Kisah dari seorang jamaah haji yang penuh dengan hikmah dan haru.

Dalam melakukan haji, harus sesuai dengan waktu yang telah ditentukan artinya, haji dilakukan pada bulan-bulan tertentu. Berikut ini adalah kisah jemaah haji yang berasal dari Indonesia. Jemaah haji dari Lombok tersebut sudah datang dengan gaya berbeda. Masing-masing jemaah laki-laki datang mengenakan sorban yang dilingkarkan ke kepala. Mereka juga mengenakan gamis laiknya warga asli Arab Saudi sebelum berangkat pulang ke Tanah Air, pada hari Ahad tanggal 9/9 malam tersebut.

Saat memasuki Paviliun 4 Bandara Amir Muhammad bin Abdulaziz pada pukul 20.00 waktu setempat, salah seorang di antara mereka nampak dibimbing jemaah perempuan. Jemaah pria itu kelihatan sibuk dengan berupaya menalikan tasnya. Terkesan kerepotan, seorang petugas Daker Bandara PPIH Arab Saudi berupaya membantu namun jemaah haji tersebut menolak dengan tegas. Ia memilih menyelesaikan ikhtiarnya sendiri dan akhirnya berhasil.

Beliau bernama Supratman yang berusia 50 tahun. Seorang difabel netra, ia mendaku telah menyelesaikan seluruh rangkaian ibadah haji dalam keterbatasannya. “Meskipun saya ada keterbatasan tapi alhamdulillah semua rangkaian ibadah haji saya tidak ada yang tertinggal,” kata Supratman di Bandara Madinah. Hari itu, Supratman pulang bersama Kloter 09 Debarkasi Lombok. Pesawatnya akan diterbangkan pada pukul 00.45 WAS dari Bandara Madinah. Ia pulang bersama 455 jemaah dan petugas kloter menggunakan maskapai Garuda Airlines nomor penerbangan GIA-5209.

Ia menuturkan bahwasanya, beliau datang ke Tanah Suci bersama istrinya, Minarsik; dan adiknya Winarsih (47).

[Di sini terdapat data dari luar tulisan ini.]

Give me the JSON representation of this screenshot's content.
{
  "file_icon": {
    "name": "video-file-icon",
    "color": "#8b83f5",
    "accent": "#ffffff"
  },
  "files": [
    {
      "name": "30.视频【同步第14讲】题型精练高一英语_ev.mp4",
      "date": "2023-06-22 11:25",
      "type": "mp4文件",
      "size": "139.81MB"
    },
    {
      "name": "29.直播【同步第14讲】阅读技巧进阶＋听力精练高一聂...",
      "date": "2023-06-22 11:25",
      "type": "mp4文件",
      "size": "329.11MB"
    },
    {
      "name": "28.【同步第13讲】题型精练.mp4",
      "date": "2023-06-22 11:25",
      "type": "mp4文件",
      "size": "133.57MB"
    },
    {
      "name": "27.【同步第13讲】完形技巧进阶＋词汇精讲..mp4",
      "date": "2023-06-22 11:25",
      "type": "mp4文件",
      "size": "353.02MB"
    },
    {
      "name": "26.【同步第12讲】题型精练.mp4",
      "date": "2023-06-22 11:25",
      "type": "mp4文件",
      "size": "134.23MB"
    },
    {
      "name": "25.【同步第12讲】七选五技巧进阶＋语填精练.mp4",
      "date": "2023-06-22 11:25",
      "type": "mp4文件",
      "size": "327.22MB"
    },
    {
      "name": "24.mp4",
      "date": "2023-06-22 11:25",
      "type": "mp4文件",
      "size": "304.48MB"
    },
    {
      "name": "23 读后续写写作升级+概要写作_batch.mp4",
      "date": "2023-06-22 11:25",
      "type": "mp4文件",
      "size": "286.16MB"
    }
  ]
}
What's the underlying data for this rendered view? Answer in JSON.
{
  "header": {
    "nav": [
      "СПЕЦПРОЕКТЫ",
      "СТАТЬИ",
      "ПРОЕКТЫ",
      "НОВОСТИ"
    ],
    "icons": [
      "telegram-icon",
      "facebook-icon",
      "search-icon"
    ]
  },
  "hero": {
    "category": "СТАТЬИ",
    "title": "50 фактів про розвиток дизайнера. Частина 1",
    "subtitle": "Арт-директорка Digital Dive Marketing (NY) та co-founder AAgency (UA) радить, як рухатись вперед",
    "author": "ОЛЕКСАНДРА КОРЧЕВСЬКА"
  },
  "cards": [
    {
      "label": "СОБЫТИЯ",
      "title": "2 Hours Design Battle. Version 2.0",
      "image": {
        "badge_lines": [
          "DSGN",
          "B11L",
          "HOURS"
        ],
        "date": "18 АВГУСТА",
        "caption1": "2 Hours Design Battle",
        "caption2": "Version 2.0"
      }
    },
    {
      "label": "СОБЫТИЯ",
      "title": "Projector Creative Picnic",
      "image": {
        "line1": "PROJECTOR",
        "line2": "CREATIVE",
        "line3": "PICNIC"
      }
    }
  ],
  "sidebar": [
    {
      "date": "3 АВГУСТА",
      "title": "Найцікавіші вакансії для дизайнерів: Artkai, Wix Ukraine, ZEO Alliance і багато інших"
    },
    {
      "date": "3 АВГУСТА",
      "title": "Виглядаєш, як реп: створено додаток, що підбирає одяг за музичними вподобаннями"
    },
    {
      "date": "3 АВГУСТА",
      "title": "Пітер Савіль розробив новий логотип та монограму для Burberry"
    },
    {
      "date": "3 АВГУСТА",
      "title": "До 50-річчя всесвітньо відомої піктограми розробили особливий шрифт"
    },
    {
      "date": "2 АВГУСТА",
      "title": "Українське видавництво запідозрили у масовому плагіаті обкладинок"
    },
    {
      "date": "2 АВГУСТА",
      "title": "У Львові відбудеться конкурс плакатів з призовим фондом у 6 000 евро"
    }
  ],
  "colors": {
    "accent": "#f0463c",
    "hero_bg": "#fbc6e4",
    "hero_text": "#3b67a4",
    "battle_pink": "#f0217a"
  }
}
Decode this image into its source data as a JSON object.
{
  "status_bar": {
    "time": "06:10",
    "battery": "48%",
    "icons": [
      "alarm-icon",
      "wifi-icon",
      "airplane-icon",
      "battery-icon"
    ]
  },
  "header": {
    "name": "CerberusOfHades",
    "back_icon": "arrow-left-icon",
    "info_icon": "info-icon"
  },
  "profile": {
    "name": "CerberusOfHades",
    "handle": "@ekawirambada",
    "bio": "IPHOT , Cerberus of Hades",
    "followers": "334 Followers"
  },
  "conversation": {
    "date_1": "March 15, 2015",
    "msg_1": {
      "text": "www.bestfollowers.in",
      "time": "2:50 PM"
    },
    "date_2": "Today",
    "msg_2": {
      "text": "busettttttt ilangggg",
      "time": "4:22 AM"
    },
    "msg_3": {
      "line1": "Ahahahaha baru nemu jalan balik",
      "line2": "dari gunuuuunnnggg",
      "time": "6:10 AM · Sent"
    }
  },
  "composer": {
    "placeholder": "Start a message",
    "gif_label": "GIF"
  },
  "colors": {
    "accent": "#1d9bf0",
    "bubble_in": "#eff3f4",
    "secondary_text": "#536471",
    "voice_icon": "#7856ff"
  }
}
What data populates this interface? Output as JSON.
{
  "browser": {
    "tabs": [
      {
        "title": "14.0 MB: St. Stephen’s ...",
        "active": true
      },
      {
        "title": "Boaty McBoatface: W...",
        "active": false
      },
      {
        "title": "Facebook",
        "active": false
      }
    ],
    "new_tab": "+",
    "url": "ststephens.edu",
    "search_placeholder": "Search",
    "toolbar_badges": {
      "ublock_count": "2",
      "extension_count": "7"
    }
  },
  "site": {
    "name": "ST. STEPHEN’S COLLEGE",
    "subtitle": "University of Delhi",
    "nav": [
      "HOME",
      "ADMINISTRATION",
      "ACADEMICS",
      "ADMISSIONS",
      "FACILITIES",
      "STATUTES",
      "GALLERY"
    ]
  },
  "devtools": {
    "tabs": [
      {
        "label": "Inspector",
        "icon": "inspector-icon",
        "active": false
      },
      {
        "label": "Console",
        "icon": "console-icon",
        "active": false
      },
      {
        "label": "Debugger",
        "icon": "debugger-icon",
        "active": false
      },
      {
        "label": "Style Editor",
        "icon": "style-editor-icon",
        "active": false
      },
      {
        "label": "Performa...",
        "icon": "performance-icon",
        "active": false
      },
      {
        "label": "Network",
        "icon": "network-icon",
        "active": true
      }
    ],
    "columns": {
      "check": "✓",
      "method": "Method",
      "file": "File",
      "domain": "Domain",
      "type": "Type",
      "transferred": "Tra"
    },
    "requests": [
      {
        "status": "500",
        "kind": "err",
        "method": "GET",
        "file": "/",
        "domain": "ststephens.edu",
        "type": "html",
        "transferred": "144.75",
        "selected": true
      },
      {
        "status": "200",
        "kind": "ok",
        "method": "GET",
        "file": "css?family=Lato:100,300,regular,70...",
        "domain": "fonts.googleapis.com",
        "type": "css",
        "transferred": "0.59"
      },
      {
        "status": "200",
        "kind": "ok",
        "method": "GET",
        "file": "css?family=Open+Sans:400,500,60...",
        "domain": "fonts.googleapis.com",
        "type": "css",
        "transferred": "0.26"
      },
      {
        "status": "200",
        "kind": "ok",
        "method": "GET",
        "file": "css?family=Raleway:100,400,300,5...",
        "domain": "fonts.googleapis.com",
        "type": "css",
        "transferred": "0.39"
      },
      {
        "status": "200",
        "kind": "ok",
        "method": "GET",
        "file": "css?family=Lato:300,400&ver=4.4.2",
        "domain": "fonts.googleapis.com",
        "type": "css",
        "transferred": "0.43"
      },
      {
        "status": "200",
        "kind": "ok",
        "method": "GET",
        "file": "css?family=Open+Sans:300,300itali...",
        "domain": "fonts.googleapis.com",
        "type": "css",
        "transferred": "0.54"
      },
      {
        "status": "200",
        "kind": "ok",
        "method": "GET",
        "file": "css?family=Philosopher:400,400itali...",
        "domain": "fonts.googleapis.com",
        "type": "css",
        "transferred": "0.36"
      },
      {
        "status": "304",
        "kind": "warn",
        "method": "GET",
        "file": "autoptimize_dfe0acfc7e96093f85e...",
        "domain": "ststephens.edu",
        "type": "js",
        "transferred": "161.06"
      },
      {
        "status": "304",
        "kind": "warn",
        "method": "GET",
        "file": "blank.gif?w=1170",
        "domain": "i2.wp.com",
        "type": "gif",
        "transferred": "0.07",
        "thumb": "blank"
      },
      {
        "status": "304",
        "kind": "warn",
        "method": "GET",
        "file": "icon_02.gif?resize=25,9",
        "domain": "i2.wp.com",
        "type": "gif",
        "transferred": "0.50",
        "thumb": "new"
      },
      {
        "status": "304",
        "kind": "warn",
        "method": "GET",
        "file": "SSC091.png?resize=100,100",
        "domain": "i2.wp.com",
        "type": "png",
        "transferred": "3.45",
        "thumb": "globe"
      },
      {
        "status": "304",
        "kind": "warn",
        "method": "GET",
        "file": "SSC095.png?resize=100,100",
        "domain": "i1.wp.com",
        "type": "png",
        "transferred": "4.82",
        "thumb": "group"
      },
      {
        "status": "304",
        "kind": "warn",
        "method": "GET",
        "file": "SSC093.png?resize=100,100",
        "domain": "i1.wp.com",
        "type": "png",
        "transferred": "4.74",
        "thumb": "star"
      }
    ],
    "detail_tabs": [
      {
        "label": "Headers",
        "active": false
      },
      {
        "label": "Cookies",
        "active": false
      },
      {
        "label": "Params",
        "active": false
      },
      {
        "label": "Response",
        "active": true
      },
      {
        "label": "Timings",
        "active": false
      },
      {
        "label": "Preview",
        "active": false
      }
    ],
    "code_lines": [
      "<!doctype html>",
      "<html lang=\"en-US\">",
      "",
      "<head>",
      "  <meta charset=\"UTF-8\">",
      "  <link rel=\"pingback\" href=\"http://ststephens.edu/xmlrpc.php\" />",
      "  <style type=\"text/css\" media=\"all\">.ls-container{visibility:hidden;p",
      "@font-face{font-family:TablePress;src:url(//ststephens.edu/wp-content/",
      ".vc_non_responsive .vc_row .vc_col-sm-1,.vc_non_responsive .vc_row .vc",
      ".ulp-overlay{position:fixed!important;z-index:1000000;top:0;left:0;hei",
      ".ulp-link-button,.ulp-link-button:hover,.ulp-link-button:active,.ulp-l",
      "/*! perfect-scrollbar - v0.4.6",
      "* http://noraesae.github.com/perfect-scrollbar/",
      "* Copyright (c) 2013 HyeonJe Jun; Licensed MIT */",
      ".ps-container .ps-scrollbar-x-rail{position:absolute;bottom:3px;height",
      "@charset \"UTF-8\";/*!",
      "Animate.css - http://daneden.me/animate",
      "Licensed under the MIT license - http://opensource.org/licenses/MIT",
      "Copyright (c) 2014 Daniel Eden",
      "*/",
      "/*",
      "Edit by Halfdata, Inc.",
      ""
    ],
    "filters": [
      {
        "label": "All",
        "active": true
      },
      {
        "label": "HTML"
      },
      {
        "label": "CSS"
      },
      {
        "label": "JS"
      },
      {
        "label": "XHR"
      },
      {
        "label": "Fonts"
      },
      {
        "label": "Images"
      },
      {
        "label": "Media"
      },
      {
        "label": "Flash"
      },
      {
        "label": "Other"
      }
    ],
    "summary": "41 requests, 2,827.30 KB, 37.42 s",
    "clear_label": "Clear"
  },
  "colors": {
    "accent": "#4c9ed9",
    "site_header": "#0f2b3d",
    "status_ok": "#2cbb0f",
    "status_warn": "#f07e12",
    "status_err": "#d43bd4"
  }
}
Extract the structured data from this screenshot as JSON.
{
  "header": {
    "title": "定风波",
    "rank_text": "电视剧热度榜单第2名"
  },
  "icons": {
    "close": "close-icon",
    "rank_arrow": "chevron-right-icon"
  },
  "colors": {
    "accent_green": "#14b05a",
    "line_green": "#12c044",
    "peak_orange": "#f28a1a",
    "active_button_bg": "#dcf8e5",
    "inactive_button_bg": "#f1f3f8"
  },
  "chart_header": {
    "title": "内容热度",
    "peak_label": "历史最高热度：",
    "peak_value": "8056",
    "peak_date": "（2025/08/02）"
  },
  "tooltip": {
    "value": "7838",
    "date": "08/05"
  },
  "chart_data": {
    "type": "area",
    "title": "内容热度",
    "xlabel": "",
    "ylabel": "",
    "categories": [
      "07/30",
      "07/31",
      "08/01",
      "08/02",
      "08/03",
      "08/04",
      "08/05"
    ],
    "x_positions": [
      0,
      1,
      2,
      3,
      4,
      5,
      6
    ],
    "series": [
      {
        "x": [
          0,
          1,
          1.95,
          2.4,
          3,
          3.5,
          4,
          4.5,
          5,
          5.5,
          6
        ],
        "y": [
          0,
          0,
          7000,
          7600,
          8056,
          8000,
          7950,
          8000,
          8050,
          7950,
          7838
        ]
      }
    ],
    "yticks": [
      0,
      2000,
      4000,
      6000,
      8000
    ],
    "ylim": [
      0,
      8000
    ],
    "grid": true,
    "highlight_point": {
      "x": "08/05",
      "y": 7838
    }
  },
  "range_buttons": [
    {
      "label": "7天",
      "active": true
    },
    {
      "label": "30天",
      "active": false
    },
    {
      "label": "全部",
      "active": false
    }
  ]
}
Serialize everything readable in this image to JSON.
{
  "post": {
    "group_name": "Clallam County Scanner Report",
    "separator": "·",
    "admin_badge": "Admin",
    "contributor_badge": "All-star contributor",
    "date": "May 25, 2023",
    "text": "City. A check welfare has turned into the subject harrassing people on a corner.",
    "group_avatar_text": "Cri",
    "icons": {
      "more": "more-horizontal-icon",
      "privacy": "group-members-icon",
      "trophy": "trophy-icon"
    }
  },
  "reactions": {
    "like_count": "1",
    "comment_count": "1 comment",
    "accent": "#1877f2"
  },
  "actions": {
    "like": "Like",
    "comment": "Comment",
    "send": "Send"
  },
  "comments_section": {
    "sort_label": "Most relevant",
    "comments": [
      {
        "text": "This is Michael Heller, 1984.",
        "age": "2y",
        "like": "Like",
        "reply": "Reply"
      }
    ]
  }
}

Mereka berasal dari Kawo, Lombok Tengah. Supratman tak menjelaskan sejak kapan mengalami kebutaan. Meski begitu, keadaan tersebut tak pernah jadi alsannya berpangku tangan.

Saat ini, Supratman masih mengajar sebagai guru olah raga di SD Negeri Kawo, Lombok Tengah. Hasil dari mengajar itu, beserta penghasilan istrinya yang juga seorang guru jadi modal berangkat haji. Di Tanah Air, Supratman memang selalu berupaya mandiri. Jika ada persoalan kelistrikan di kediamannya, kata Winarsih, Supratman kerap mencoba dan berhasil memperbaiki sendiri.

Demikian juga ia tunjukkan di Tanah Suci. Ia tak bersedia didudukkan di kursi roda untuk didorong selama menjalankan ibadah haji. “Semua saya kerjakan dengan baik tanpa kursi roda,” tutur Supratman

Dengan bantuan istrinya, Supratman berusaha menjalankan ibadah haji seperti yang lain. Terlepas dari keadaannya, Supratman menuturkan tidak pernah merasa berat untuk beribadah di Tanah Suci. Bila tak sedang dipandu istrinya, ia merasa terbantu oleh jemaah serombongannya. Supratman menuturkan saat tawaf dan sa’i dia terus berpegangan pada pundak teman agar tidak terpisah.”Kalau di jamarat saya digandeng istri,” jawab Supratman.

Tak berapa lama di paviliun, Supratman dipamiti adik dan istrinya yang hendak melaksanakan shalat isya di mushola paviliun. Dalam gelap, ia menanti kembali ke Tanah Air.